In this project we have cleaned and processed the data extracted from USCIS website, which includes all the details and information for US Visa applications from year 2011-2016. Then have created a data model based on the dataset and using which created a database in Neo4j, which is a graph database and best for problem-solving and analysis. The data was loaded into Neo4j using Cypher queries. Then, built a data pipeline for connecting Neo4j to Python and built an interactive dashboard for better insights. Finally, implemented acceptance and integration testing for data and system validation.

Jupyter Notebook

Big-Data-Architecture-and-Governance

Project Objective

To clean and validate the data extracted from USCIS website
Create a data model based on the dataset
Create a database in Neo4j and load the data using Cypher queries
Create a data pipeline for connecting Neo4j to Python
Build an interactive dashboard for better insights
Extract Metadata from Neo4j database and load it to SQL Server database
Integration and Acceptance testing for data validation

Data Overview using Pandas Profiling

This Dataset gives detailed information of around 374K visa applications and its decision.
Data covers 2011-2016 and includes information on employer, position, wage offered, job posting history, employee education and past visa history, and final decision.
we can analyze that the dataset has 374362 observations out of which 373025 are unique observations.

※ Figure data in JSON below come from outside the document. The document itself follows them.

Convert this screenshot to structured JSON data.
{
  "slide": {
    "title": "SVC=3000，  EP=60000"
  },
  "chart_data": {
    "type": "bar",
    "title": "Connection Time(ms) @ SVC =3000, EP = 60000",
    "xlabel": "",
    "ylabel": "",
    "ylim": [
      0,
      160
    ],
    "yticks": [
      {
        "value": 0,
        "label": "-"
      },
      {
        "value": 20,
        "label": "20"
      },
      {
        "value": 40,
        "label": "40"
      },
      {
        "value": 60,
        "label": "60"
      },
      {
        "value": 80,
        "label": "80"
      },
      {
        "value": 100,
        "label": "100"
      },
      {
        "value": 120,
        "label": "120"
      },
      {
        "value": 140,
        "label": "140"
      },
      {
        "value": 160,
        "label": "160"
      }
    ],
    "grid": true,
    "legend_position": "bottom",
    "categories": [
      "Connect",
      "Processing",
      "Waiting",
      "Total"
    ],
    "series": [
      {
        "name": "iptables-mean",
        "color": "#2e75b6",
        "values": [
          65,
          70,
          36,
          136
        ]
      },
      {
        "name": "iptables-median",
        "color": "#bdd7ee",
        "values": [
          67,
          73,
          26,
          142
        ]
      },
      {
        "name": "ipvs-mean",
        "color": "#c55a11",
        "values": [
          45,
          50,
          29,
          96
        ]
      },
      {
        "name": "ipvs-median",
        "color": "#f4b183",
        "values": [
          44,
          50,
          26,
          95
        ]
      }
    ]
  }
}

The dataset has 154 variables out of which only 21 variables have more than 330000 non-missing observations.
The Dataset has, 116 Categorical values 2 Date Time values 10 Numerical values 26 Boolean values

Technical Vision Diagram

Graph Data Model

Database Schema in Neo4j

Interactive Dashboard

Target Audience

US Citizenship and Immigration Services
Corporates of different sectors
Immigrants applying for US Visa

Dashboard Insights

We found that H-1B is the top visa application that is applied through the different companies and has most approved visas.
Amazon is amongst top 5 companies that file the highest number of visa applications.
Computer Engineering is the hottest job for which companies are filling visa application and has highest rate of approval.
India is the country with the most visa applications filed throughout the world and has the most approved cases.